Dans quel état l’économie grecque est-elle aujourd’hui ?
La récession cumulée est de 20 %, le chômage est à 20 %, et le seuil de pauvreté atteint plus de 20 % de la population, tandis que le chômage des jeunes monte à près de 50 %. Tous ces indicateurs seront aggravés par les mesures imposées en contrepartie de l’octroi de ce prêt de 130 milliards. Les sacrifices supportés par les Grecs sont déjà très lourds : les réductions des salaires, les augmentations d’impôts et des taxes, ainsi que l’augmentation du chômage ont déjà réduit leur pouvoir d’achat de plus de 20 %.
Certes, des résultats positifs existent et sont plus importants qu’on ne le laisse entendre : on constate une augmentation des exportations de 10 %, une réduction du déficit public hors charge de la dette de 9 % du PIB à 2,5 % et une réduction importante du déficit de la balance des paiements ainsi que la récupération en deux ans des gains de productivité perdus en dix ans. Mais ces résultats indiquent surtout que les sacrifices supplémentaires demandés à ceux-là mêmes qui ont été le plus durement touchés par les mesures d’austérité sont excessifs et injustifiés.
Les gouvernements se succèdent et sont désavoués. N’y a-t-il pas aussi un problème politique ?

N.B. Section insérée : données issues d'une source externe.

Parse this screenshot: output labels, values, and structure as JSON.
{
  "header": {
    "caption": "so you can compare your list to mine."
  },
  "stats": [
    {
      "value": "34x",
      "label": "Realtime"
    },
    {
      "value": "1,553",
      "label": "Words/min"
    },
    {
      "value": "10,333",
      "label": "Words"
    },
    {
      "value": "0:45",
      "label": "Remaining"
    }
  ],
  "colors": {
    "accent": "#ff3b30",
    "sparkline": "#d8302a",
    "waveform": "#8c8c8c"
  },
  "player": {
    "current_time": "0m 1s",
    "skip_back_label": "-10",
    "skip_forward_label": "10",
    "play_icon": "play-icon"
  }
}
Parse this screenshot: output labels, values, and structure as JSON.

Tous les plans ont été injustes socialement et moralement : ils font payer les retraités et les salariés du privé et du public, qui sont les seuls à avoir toujours déclaré l’intégralité de leurs revenus. Ceux qui ont fraudé sont en très grande partie amnistiés ou épargnés par la contribution au redressement des finances publiques, alors qu’ils sont en grande partie responsables de la crise. De plus, les dépenses qui auraient dû être diminuées en priorité, comme l’armement, sont sous la pression des pays créanciers et sont elles aussi épargnées, alors que des dépenses essentielles, tels les médicaments, sont radicalement réduites.

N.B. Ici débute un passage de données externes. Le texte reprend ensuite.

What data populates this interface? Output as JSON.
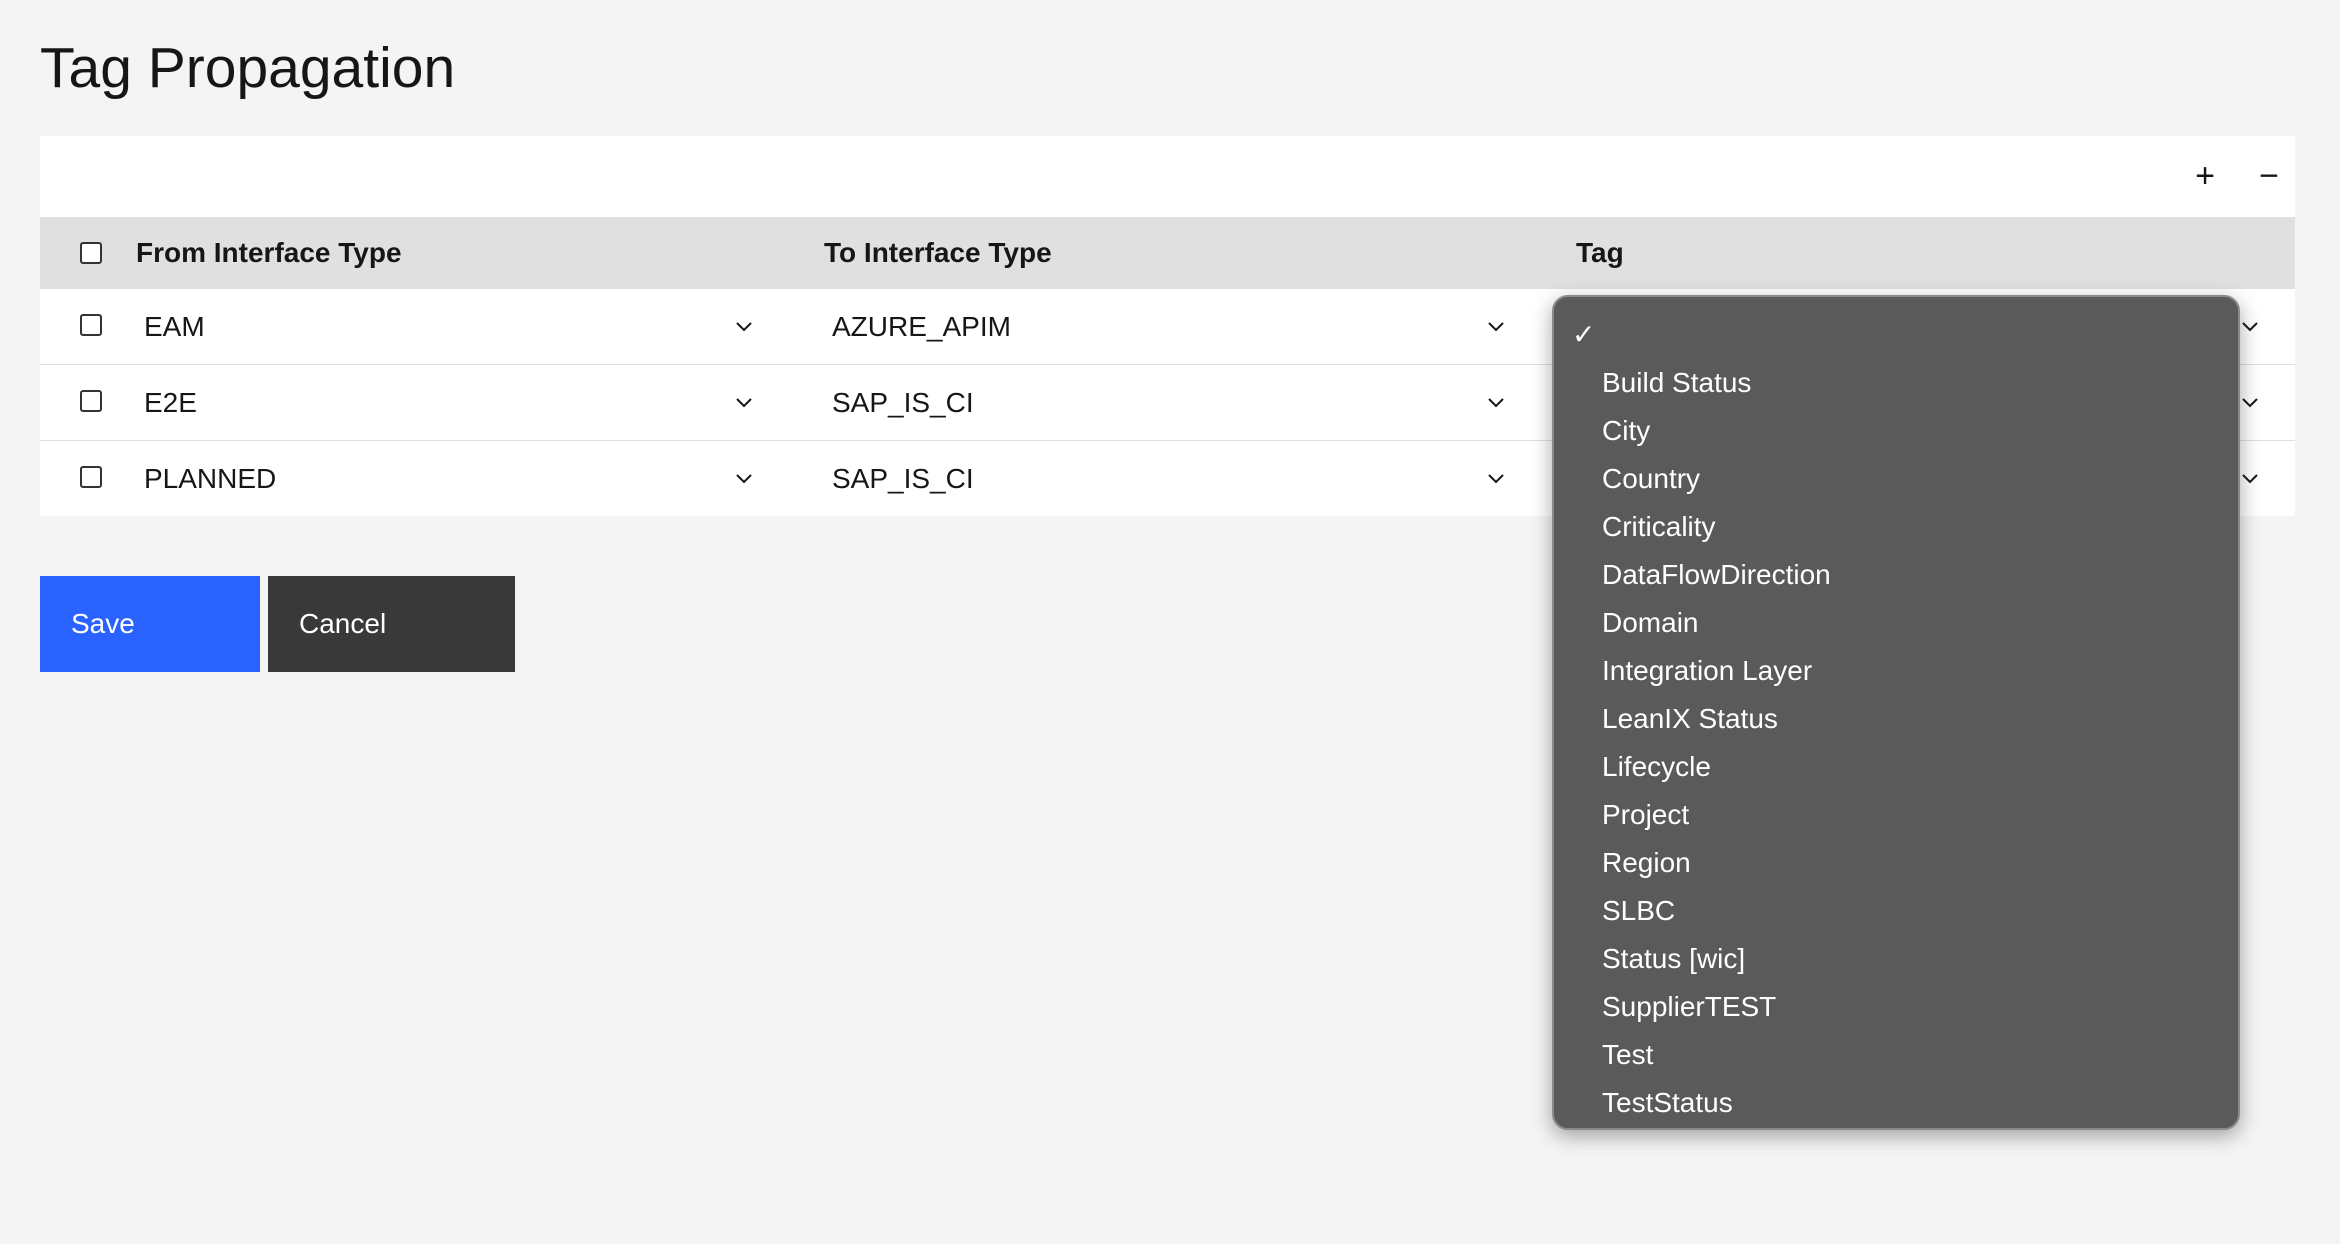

Personne, y compris parmi ceux qui ont voté ces mesures pour éviter une faillite qui les effraie, ne voit en elles un espoir de salut. Tous espèrent seulement gagner du temps en attendant qu’une Europe différente (peut-être après les élections françaises et allemandes) ose proposer les bonnes solutions qui remettront les intérêts financiers et les intérêts des pays à leur place, et permettront à la Grèce et à l’Europe de continuer d’exister.